A arte de explicar Dilma
A atrapalhada oratória da ex-presidente instiga ao deboche por escancarar um dos motivos da recente tragédia política brasileira
Dilma Rousseff (foto) voltou a chamar a atenção do Brasil por sua oratória. A ex-presidente, deposta por um impeachment em 2016, disse, em Roma, que Francisco se destacou por ser um papa “religioso”.
“Ou seja, um papa que ligava uns com os outros”, completou Dilma. Junto com as piadas que destacaram a obviedade de uma declaração como essa, vieram, como de costume, as explicações.
“Dilma não diz que ele era ‘muito religioso’, ela diz que ele era religioso, se referindo à origem da palavra ‘religare’ e completa: ‘ele unia, ligava as pessoas’”, disse um dos explicadores.
Esse explicador chegou a classificar, na defesa viralizada, a ex-presidente como “uma das maiores mulheres da história do Brasil”, o que advoga contra a explicação, por demonstrar seu caráter político.
Deboche
Dilma virou piada em 2013 ao sugerir “estocar vento”. Desde então, seus admiradores tentam encaixar novas tecnologias no conceito pioneiro vislumbrado pela petista.

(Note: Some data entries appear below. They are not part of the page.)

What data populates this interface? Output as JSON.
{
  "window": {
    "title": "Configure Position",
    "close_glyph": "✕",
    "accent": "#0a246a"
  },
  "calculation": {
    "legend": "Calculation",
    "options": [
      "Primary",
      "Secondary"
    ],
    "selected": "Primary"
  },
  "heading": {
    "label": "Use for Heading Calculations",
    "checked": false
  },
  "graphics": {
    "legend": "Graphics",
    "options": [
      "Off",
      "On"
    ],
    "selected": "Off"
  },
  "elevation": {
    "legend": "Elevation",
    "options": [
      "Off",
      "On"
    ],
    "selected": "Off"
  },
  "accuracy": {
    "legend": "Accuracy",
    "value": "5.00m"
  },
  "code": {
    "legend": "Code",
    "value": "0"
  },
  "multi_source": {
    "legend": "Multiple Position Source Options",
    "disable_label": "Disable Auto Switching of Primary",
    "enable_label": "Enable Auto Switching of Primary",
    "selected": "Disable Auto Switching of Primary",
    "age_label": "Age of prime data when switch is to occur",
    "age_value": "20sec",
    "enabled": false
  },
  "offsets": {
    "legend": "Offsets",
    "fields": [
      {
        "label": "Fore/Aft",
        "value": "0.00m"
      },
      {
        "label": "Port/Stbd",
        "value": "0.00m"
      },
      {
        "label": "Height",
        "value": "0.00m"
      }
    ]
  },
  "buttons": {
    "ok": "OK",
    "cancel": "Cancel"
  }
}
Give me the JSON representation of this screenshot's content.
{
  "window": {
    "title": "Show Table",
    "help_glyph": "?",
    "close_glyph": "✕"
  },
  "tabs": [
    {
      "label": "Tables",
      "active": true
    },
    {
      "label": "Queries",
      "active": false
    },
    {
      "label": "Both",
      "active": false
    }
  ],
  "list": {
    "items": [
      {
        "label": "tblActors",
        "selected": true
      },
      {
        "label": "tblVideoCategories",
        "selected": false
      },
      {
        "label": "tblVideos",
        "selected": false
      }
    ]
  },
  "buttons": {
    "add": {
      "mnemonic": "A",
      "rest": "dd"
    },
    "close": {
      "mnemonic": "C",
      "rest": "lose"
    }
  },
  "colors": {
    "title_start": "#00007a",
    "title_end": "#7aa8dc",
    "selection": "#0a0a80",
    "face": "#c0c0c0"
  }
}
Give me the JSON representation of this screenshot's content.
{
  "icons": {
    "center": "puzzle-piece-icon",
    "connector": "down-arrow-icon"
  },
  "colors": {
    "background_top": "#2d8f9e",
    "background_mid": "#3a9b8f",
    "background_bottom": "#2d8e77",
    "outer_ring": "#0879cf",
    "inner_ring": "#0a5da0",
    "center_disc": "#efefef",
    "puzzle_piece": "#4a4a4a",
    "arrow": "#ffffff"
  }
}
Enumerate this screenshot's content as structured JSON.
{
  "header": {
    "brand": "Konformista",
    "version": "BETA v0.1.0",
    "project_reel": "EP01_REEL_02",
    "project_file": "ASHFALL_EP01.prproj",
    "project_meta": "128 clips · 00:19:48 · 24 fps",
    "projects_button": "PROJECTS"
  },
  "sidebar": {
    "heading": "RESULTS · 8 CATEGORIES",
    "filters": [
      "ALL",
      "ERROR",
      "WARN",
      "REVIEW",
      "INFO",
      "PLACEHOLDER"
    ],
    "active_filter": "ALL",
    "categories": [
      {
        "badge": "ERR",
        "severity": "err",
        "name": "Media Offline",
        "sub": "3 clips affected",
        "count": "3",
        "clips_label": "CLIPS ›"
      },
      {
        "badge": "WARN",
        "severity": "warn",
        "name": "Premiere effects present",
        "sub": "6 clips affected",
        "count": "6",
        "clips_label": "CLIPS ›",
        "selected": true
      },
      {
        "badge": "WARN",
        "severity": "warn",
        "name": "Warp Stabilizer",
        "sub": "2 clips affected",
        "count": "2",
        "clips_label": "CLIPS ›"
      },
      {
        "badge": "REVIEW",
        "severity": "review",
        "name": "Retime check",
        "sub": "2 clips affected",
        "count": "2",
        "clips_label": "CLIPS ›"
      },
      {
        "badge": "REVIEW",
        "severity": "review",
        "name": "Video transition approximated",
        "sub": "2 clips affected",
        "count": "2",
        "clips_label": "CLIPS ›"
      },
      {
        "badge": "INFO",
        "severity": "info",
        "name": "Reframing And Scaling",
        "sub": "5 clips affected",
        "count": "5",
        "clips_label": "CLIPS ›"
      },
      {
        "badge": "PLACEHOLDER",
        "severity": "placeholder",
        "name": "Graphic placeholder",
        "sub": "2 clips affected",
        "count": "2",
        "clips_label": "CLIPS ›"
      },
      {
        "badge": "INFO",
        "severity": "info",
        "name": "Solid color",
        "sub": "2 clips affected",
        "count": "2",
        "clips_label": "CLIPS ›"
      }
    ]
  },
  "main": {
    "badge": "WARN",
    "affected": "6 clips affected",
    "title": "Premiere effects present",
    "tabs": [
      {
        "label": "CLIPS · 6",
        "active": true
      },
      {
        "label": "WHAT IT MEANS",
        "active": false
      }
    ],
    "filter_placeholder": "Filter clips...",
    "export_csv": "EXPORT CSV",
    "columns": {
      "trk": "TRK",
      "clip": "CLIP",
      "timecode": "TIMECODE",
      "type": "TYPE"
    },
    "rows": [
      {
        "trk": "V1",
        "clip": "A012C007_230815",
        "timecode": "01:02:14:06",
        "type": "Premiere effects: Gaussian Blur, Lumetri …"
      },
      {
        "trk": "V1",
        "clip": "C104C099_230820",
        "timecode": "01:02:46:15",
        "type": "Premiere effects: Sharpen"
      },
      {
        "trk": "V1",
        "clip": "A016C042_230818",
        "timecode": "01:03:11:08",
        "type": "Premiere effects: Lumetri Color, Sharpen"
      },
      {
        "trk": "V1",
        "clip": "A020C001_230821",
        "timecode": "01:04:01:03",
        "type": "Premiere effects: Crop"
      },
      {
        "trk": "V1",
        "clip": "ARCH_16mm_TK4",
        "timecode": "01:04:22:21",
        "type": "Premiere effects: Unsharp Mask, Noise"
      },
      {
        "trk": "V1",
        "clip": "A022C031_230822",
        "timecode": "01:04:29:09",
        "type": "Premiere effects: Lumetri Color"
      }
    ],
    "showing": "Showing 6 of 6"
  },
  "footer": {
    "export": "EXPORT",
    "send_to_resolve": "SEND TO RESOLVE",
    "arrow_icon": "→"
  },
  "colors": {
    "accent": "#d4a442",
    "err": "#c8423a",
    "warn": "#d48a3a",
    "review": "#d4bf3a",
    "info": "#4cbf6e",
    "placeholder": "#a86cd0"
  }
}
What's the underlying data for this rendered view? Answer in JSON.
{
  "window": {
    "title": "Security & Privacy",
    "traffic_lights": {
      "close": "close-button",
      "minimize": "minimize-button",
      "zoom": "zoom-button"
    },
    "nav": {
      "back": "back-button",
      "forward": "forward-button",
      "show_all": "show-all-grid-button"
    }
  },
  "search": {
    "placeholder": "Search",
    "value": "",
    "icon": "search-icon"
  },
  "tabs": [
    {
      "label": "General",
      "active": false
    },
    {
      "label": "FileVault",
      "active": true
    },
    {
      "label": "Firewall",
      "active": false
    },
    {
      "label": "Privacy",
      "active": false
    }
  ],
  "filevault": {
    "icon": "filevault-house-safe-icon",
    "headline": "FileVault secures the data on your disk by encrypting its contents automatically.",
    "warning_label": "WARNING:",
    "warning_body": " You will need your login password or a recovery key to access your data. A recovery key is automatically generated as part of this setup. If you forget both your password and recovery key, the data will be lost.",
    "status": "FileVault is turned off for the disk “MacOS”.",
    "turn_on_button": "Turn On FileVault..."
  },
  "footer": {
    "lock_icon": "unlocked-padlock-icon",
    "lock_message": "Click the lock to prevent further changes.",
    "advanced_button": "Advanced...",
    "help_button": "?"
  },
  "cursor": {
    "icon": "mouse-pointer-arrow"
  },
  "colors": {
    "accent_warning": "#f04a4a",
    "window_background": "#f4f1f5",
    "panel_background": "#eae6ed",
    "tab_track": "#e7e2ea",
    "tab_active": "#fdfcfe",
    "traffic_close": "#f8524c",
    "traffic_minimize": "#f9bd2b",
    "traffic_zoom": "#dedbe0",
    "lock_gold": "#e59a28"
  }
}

A ex-presidente também tropeçou nas palavras, entre outras vezes, quando disse que o “Sul Global”, conceito da moda na esquerda do Sul Global, “conta também com países do Norte”.
Daquela vez, os aliados disseram que o Sul Global é isso mesmo, que tem países do Norte. Mas a pergunta é: por que ela disse isso desse jeito? Por que Dilma sempre se expressa de forma confusa?
Oratória
O fato é que Dilma foi inventada politicamente por Lula. Ela nem sequer foi eleita presidente da República em 2010, pois serviu de avatar para ele.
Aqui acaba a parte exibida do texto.